There are three components to the project:

Estimate the sale price of properties based on their "fixed" characteristics, such as neighborhood, lot size, number of stories, etc.
Estimate the value of possible changes and renovations to properties from the variation in sale price not explained by the fixed characteristics. The goal is to estimate the potential return on investment (and how much you should be willing to pay contractors) when making specific improvements to properties.
Determine the features in the housing data that best predict "abnormal" sales (foreclosures, etc.).

General ML Project Structure

This post documents the structured approach I developed for a machine learning project of this type. Below is the full framework I built up across this project.

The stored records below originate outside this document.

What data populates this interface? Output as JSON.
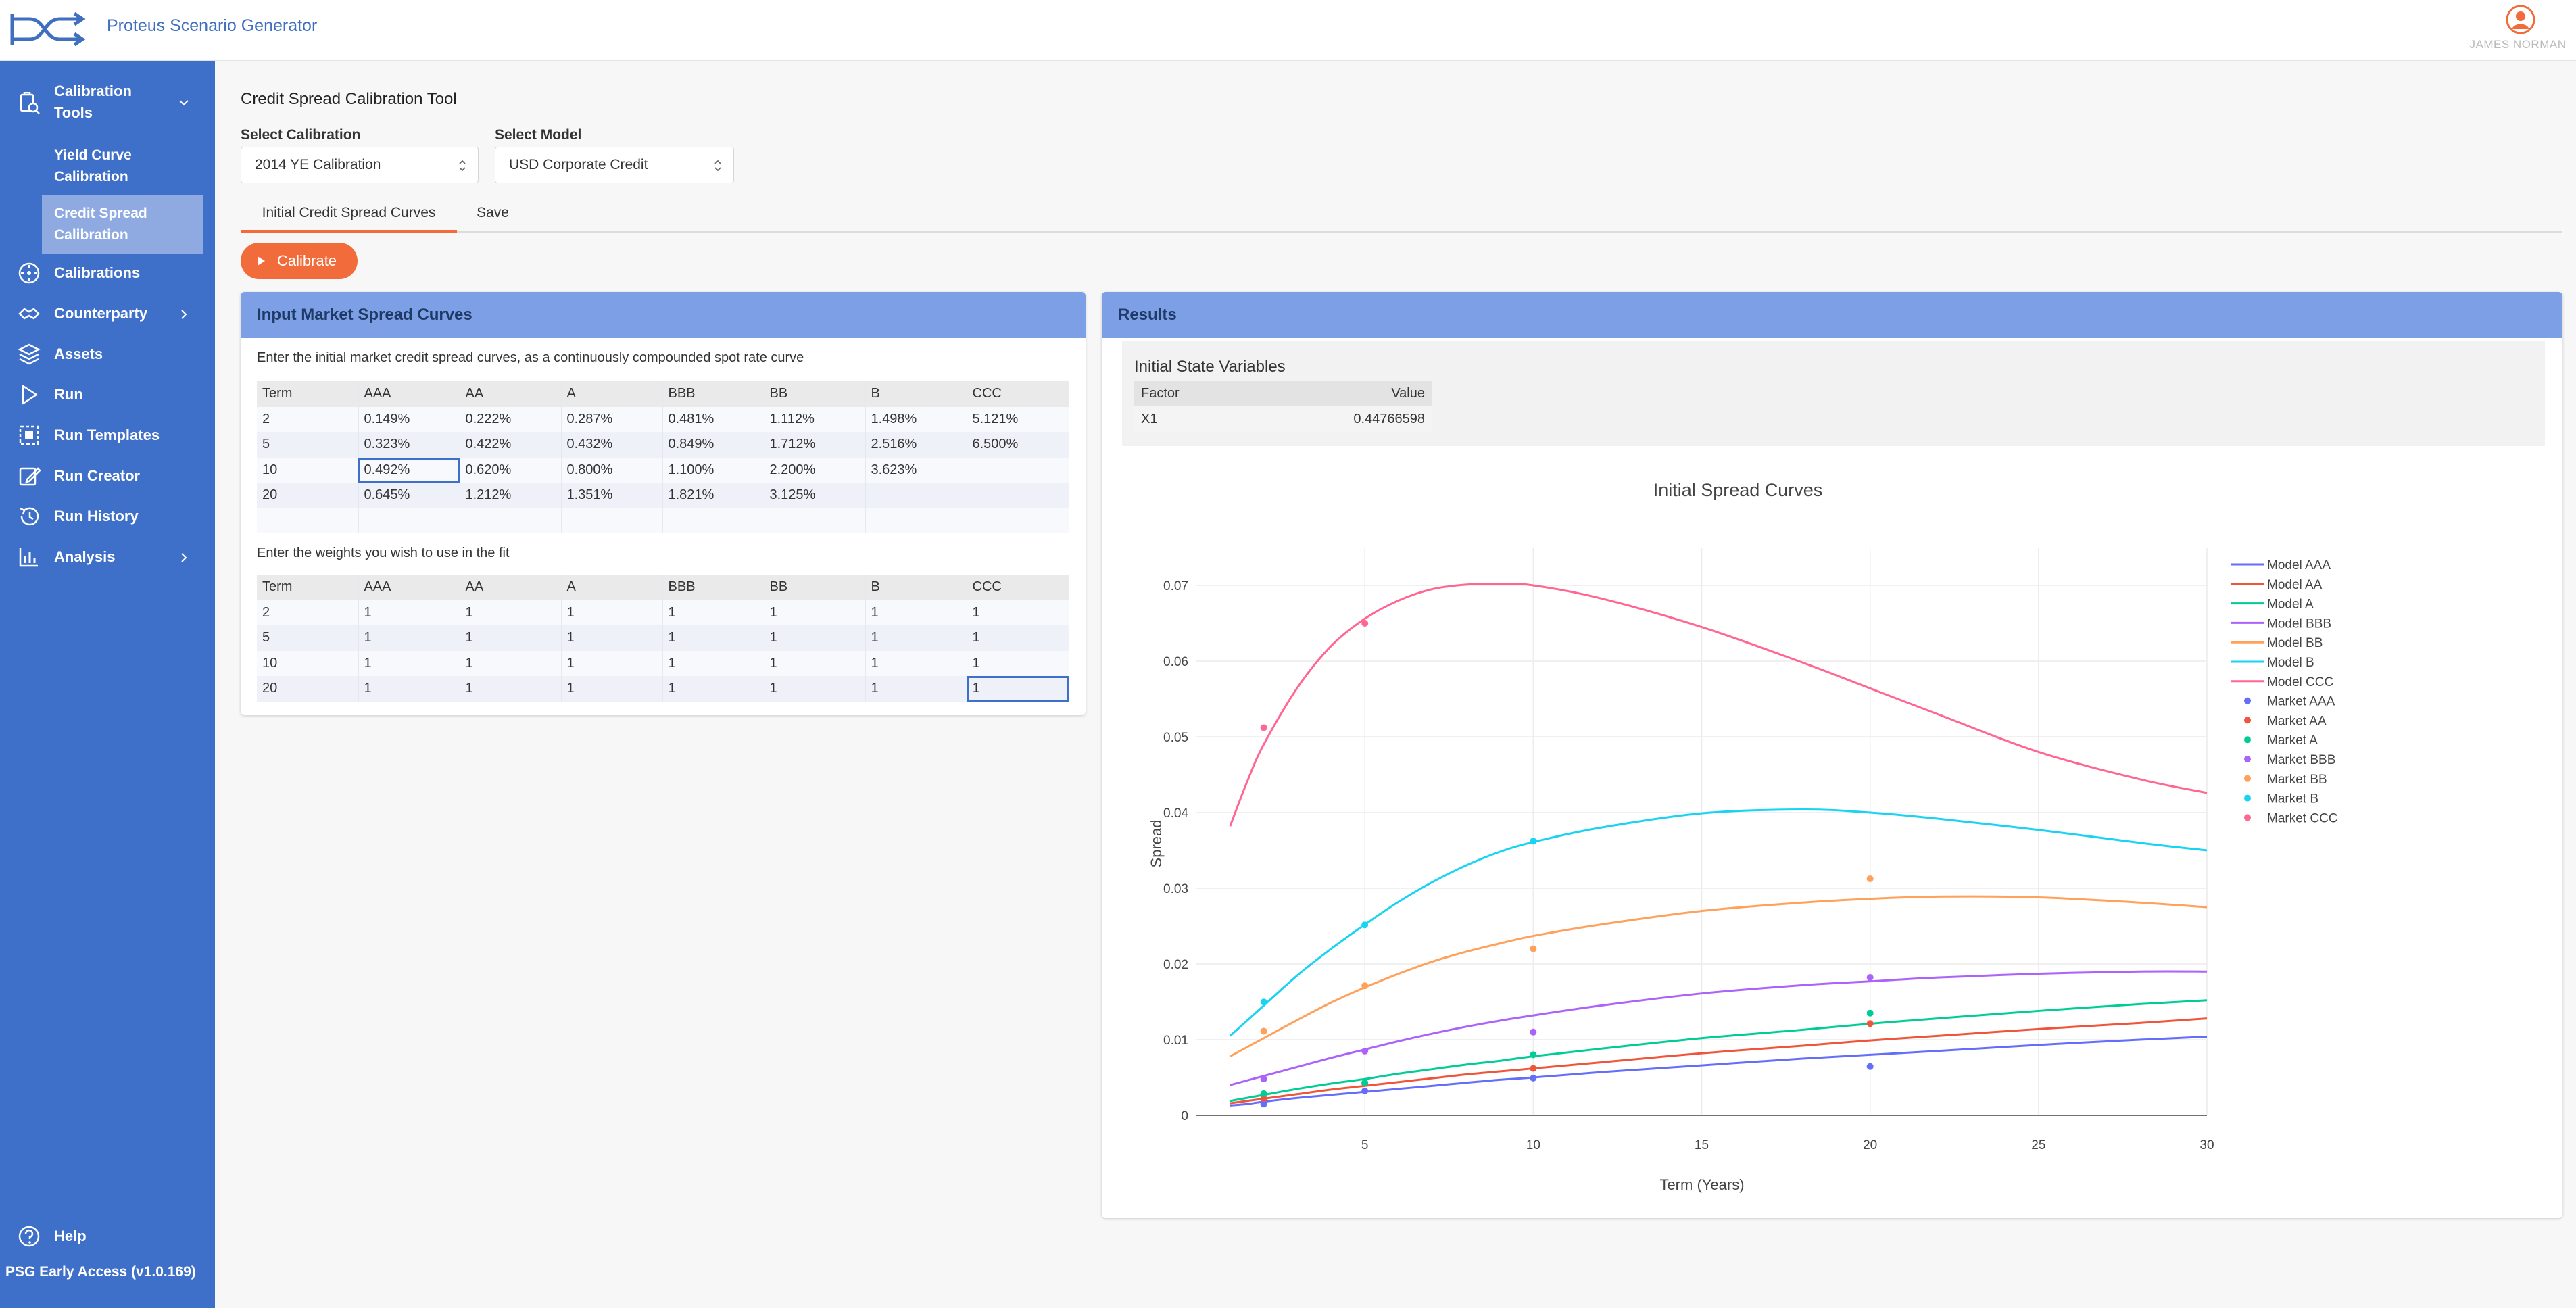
{
  "header": {
    "app_title": "Proteus Scenario Generator",
    "user_name": "JAMES NORMAN",
    "logo_icon": "proteus-logo-icon",
    "user_icon": "user-avatar-icon"
  },
  "sidebar": {
    "items": [
      {
        "label": "Calibration Tools",
        "icon": "calibration-tools-icon",
        "expandable": true
      },
      {
        "label": "Calibrations",
        "icon": "calibrations-icon"
      },
      {
        "label": "Counterparty",
        "icon": "counterparty-icon",
        "expandable": true
      },
      {
        "label": "Assets",
        "icon": "assets-icon"
      },
      {
        "label": "Run",
        "icon": "run-icon"
      },
      {
        "label": "Run Templates",
        "icon": "run-templates-icon"
      },
      {
        "label": "Run Creator",
        "icon": "run-creator-icon"
      },
      {
        "label": "Run History",
        "icon": "run-history-icon"
      },
      {
        "label": "Analysis",
        "icon": "analysis-icon",
        "expandable": true
      }
    ],
    "calibration_tools_label_1": "Calibration",
    "calibration_tools_label_2": "Tools",
    "sub_items": [
      {
        "line1": "Yield Curve",
        "line2": "Calibration"
      },
      {
        "line1": "Credit Spread",
        "line2": "Calibration"
      }
    ],
    "help_label": "Help",
    "version": "PSG Early Access (v1.0.169)",
    "accent_active": "#8eaae0",
    "background": "#3f70c9"
  },
  "main": {
    "page_title": "Credit Spread Calibration Tool",
    "select_calibration_label": "Select Calibration",
    "select_calibration_value": "2014 YE Calibration",
    "select_model_label": "Select Model",
    "select_model_value": "USD Corporate Credit",
    "tabs": [
      {
        "label": "Initial Credit Spread Curves",
        "active": true
      },
      {
        "label": "Save",
        "active": false
      }
    ],
    "calibrate_label": "Calibrate",
    "accent_color": "#f26b3a"
  },
  "input_panel": {
    "title": "Input Market Spread Curves",
    "spread_instruction": "Enter the initial market credit spread curves, as a continuously compounded spot rate curve",
    "weights_instruction": "Enter the weights you wish to use in the fit",
    "columns": [
      "Term",
      "AAA",
      "AA",
      "A",
      "BBB",
      "BB",
      "B",
      "CCC"
    ],
    "spread_rows": [
      [
        "2",
        "0.149%",
        "0.222%",
        "0.287%",
        "0.481%",
        "1.112%",
        "1.498%",
        "5.121%"
      ],
      [
        "5",
        "0.323%",
        "0.422%",
        "0.432%",
        "0.849%",
        "1.712%",
        "2.516%",
        "6.500%"
      ],
      [
        "10",
        "0.492%",
        "0.620%",
        "0.800%",
        "1.100%",
        "2.200%",
        "3.623%",
        ""
      ],
      [
        "20",
        "0.645%",
        "1.212%",
        "1.351%",
        "1.821%",
        "3.125%",
        "",
        ""
      ],
      [
        "",
        "",
        "",
        "",
        "",
        "",
        "",
        ""
      ]
    ],
    "weight_rows": [
      [
        "2",
        "1",
        "1",
        "1",
        "1",
        "1",
        "1",
        "1"
      ],
      [
        "5",
        "1",
        "1",
        "1",
        "1",
        "1",
        "1",
        "1"
      ],
      [
        "10",
        "1",
        "1",
        "1",
        "1",
        "1",
        "1",
        "1"
      ],
      [
        "20",
        "1",
        "1",
        "1",
        "1",
        "1",
        "1",
        "1"
      ]
    ]
  },
  "results_panel": {
    "title": "Results",
    "state_title": "Initial State Variables",
    "state_columns": [
      "Factor",
      "Value"
    ],
    "state_rows": [
      [
        "X1",
        "0.44766598"
      ]
    ]
  },
  "chart_data": {
    "type": "line",
    "title": "Initial Spread Curves",
    "xlabel": "Term (Years)",
    "ylabel": "Spread",
    "xlim": [
      0,
      30
    ],
    "ylim": [
      0,
      0.075
    ],
    "x_ticks": [
      5,
      10,
      15,
      20,
      25,
      30
    ],
    "y_ticks": [
      0,
      0.01,
      0.02,
      0.03,
      0.04,
      0.05,
      0.06,
      0.07
    ],
    "y_tick_labels": [
      "0",
      "0.01",
      "0.02",
      "0.03",
      "0.04",
      "0.05",
      "0.06",
      "0.07"
    ],
    "grid": true,
    "legend_position": "right",
    "model_x": [
      1,
      1.5,
      2,
      3,
      4,
      5,
      6,
      7,
      8,
      9,
      10,
      12,
      15,
      18,
      20,
      22,
      25,
      28,
      30
    ],
    "series": [
      {
        "name": "Model AAA",
        "color": "#636efa",
        "kind": "line",
        "y": [
          0.0013,
          0.0015,
          0.0018,
          0.0023,
          0.0027,
          0.0031,
          0.0035,
          0.0039,
          0.0043,
          0.0047,
          0.005,
          0.0057,
          0.0066,
          0.0075,
          0.008,
          0.0085,
          0.0093,
          0.01,
          0.0104
        ]
      },
      {
        "name": "Model AA",
        "color": "#ef553b",
        "kind": "line",
        "y": [
          0.0016,
          0.0019,
          0.0022,
          0.0028,
          0.0034,
          0.0039,
          0.0044,
          0.0049,
          0.0054,
          0.0058,
          0.0062,
          0.007,
          0.0082,
          0.0092,
          0.0099,
          0.0105,
          0.0114,
          0.0122,
          0.0128
        ]
      },
      {
        "name": "Model A",
        "color": "#00cc96",
        "kind": "line",
        "y": [
          0.0019,
          0.0023,
          0.0027,
          0.0035,
          0.0042,
          0.0048,
          0.0055,
          0.0061,
          0.0067,
          0.0072,
          0.0078,
          0.0088,
          0.0102,
          0.0113,
          0.0121,
          0.0128,
          0.0138,
          0.0147,
          0.0152
        ]
      },
      {
        "name": "Model BBB",
        "color": "#ab63fa",
        "kind": "line",
        "y": [
          0.004,
          0.0046,
          0.0052,
          0.0064,
          0.0076,
          0.0087,
          0.0098,
          0.0108,
          0.0117,
          0.0125,
          0.0132,
          0.0145,
          0.0161,
          0.0172,
          0.0177,
          0.0182,
          0.0187,
          0.019,
          0.019
        ]
      },
      {
        "name": "Model BB",
        "color": "#ffa15a",
        "kind": "line",
        "y": [
          0.0078,
          0.009,
          0.0102,
          0.0126,
          0.0149,
          0.0169,
          0.0187,
          0.0203,
          0.0216,
          0.0227,
          0.0237,
          0.0252,
          0.027,
          0.0281,
          0.0286,
          0.0289,
          0.0288,
          0.0281,
          0.0275
        ]
      },
      {
        "name": "Model B",
        "color": "#19d3f3",
        "kind": "line",
        "y": [
          0.0105,
          0.0125,
          0.0145,
          0.0185,
          0.022,
          0.0252,
          0.0282,
          0.0308,
          0.033,
          0.0348,
          0.0361,
          0.038,
          0.0399,
          0.0404,
          0.04,
          0.0392,
          0.0377,
          0.036,
          0.035
        ]
      },
      {
        "name": "Model CCC",
        "color": "#ff6692",
        "kind": "line",
        "y": [
          0.0382,
          0.044,
          0.049,
          0.0565,
          0.062,
          0.0656,
          0.068,
          0.0695,
          0.0701,
          0.0702,
          0.07,
          0.0683,
          0.0645,
          0.0598,
          0.0564,
          0.053,
          0.048,
          0.0444,
          0.0426
        ]
      },
      {
        "name": "Market AAA",
        "color": "#636efa",
        "kind": "marker",
        "x": [
          2,
          5,
          10,
          20
        ],
        "y": [
          0.00149,
          0.00323,
          0.00492,
          0.00645
        ]
      },
      {
        "name": "Market AA",
        "color": "#ef553b",
        "kind": "marker",
        "x": [
          2,
          5,
          10,
          20
        ],
        "y": [
          0.00222,
          0.00422,
          0.0062,
          0.01212
        ]
      },
      {
        "name": "Market A",
        "color": "#00cc96",
        "kind": "marker",
        "x": [
          2,
          5,
          10,
          20
        ],
        "y": [
          0.00287,
          0.00432,
          0.008,
          0.01351
        ]
      },
      {
        "name": "Market BBB",
        "color": "#ab63fa",
        "kind": "marker",
        "x": [
          2,
          5,
          10,
          20
        ],
        "y": [
          0.00481,
          0.00849,
          0.011,
          0.01821
        ]
      },
      {
        "name": "Market BB",
        "color": "#ffa15a",
        "kind": "marker",
        "x": [
          2,
          5,
          10,
          20
        ],
        "y": [
          0.01112,
          0.01712,
          0.022,
          0.03125
        ]
      },
      {
        "name": "Market B",
        "color": "#19d3f3",
        "kind": "marker",
        "x": [
          2,
          5,
          10
        ],
        "y": [
          0.01498,
          0.02516,
          0.03623
        ]
      },
      {
        "name": "Market CCC",
        "color": "#ff6692",
        "kind": "marker",
        "x": [
          2,
          5
        ],
        "y": [
          0.05121,
          0.065
        ]
      }
    ]
  }
}
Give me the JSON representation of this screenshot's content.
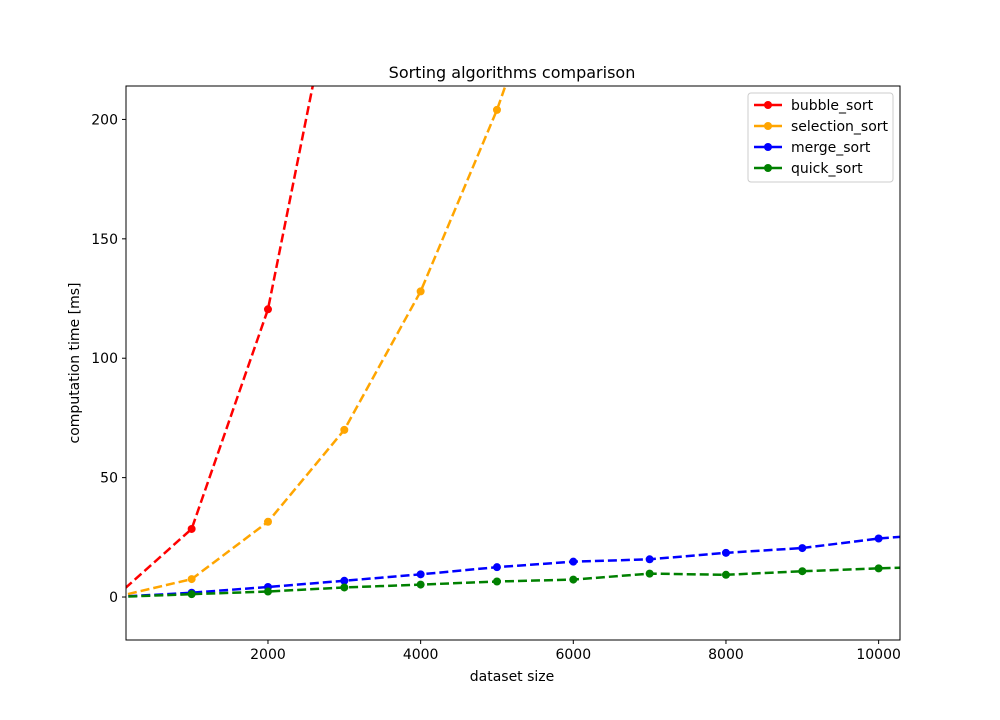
{
  "chart_data": {
    "type": "line",
    "title": "Sorting algorithms comparison",
    "xlabel": "dataset size",
    "ylabel": "computation time [ms]",
    "xlim": [
      140,
      10280
    ],
    "ylim": [
      -18,
      214
    ],
    "x_ticks": [
      2000,
      4000,
      6000,
      8000,
      10000
    ],
    "y_ticks": [
      0,
      50,
      100,
      150,
      200
    ],
    "grid": false,
    "legend_position": "top-right",
    "line_style": "dashed",
    "series": [
      {
        "name": "bubble_sort",
        "color": "#ff0000",
        "x": [
          0,
          1000,
          2000,
          3000
        ],
        "y": [
          0,
          28.5,
          120.5,
          280
        ]
      },
      {
        "name": "selection_sort",
        "color": "#ffa500",
        "x": [
          0,
          1000,
          2000,
          3000,
          4000,
          5000,
          6000
        ],
        "y": [
          0,
          7.5,
          31.5,
          70,
          128,
          204,
          295
        ]
      },
      {
        "name": "merge_sort",
        "color": "#0000ff",
        "x": [
          0,
          1000,
          2000,
          3000,
          4000,
          5000,
          6000,
          7000,
          8000,
          9000,
          10000,
          11000
        ],
        "y": [
          0,
          1.8,
          4.2,
          6.8,
          9.5,
          12.5,
          14.8,
          15.8,
          18.5,
          20.5,
          24.5,
          27
        ]
      },
      {
        "name": "quick_sort",
        "color": "#008000",
        "x": [
          0,
          1000,
          2000,
          3000,
          4000,
          5000,
          6000,
          7000,
          8000,
          9000,
          10000,
          11000
        ],
        "y": [
          0,
          1.2,
          2.3,
          4.0,
          5.2,
          6.5,
          7.3,
          9.8,
          9.3,
          10.8,
          12.0,
          13
        ]
      }
    ]
  }
}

1. Business Executive Summary / README

Clearly establish the problem statement and project objective. Objectives should be clear and verifiable (this will help to shortlist the predictor variables).
Define the target variable. If it is a binary outcome, it is a classification problem; otherwise, regression. This determines the model to use.
Data dictionary: a list of all variables used, their data type, and what they represent.
Recommendations/Conclusions: clearly link results back to the problem statement and provide actionable recommendations. State limitations of the model and areas for further improvement.

2. Data Preparation

2.1 Key libraries:

pandas — data manipulation and basic plotting
numpy — numerical/stats calculations
seaborn and matplotlib.pyplot — customised plotting
sklearn.model_selection — train_test_split, KFold, cross_val_score
sklearn.linear_model — LinearRegression, LogisticRegression, LassoCV, RidgeCV
sklearn.preprocessing — StandardScaler
sklearn.metrics — r2_score
statsmodels.api — OLS and summary stats

2.2 Loading the data:

data = pd.read_csv(import_path, keep_default_na=False, na_values=[''])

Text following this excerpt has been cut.